And that night, I turned my face towards the wall and cried. For the first time in my life I hated Shone. Hated him for blinding me, for tricking me into foolishly believing that life is a beautiful field of roses… that love is a wondrous bond. Hated myself for the choices I’ve made. Hated for being born. Hated my body for functioning normally. Hated everyone around me. Hatred surged through my veins, hot and angry, pulsing with every breath I take.
I want to die. I have to die. I will not stand another day, another night. I will not enter the hellhole in front of me. I refuse to.
I have to think of a method. Plan my exit. And fast. I have to do it before the end of this year. I have to think… and think… and think.
3 comments
Hogpotter,
A few days ago someone put up a post about happiness. I left a commenting expressing my pov. I was feeling really miserable that day because of my physical pain and especially my emotional issues, but then I read your comment:
“True happiness is felt during your lowest and darkest hour, when you have nothing else. It rises from your own self, it swells from inside your heart and it makes you be a better person.

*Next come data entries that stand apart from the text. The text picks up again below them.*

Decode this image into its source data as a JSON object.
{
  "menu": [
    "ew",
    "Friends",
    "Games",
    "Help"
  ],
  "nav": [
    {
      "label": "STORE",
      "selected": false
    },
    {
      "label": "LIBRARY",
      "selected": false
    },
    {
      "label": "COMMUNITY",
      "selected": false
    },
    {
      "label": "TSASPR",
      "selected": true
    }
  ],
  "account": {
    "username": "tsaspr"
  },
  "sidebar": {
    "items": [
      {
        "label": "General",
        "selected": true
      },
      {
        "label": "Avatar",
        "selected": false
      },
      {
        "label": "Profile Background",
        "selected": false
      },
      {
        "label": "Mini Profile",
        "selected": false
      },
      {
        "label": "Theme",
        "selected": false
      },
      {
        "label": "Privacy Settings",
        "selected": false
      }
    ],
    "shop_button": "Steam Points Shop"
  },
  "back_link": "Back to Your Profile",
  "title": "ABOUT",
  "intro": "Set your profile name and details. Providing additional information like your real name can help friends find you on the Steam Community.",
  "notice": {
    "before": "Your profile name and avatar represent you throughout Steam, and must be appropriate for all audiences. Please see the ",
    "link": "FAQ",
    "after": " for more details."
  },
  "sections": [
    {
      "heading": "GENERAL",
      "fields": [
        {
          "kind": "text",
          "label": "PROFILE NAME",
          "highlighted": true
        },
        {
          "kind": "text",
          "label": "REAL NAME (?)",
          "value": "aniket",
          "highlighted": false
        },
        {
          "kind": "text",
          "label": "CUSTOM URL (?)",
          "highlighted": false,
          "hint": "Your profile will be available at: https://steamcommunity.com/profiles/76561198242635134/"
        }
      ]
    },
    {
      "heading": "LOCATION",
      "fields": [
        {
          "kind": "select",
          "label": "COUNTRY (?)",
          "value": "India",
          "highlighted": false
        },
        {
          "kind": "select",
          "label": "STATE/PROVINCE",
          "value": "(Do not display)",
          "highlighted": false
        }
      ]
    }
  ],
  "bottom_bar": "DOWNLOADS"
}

It makes you want to share it with other people”
I saved that part of your comment because I cried when I read your words. That was exactly what I needed that day. Thank you, hogpotter. That day you said you knew that happiness existed because you could feel it within yourself.
I know that you feel lost right now. I’m sending light and love to you, I hope you feel better soon.
M
Tris, tsk tsk. Comment*
There have been so many times I’ve been on this edge. Just try to get through day by day, and if that’s too hard then hour by hour or minute by minute.
You are so so much stronger than you think, and that comment that Tristeza has just left shows that you have an absolutely beautiful soul. It’s people like you that make me push harder to get through everything, so please don’t give up.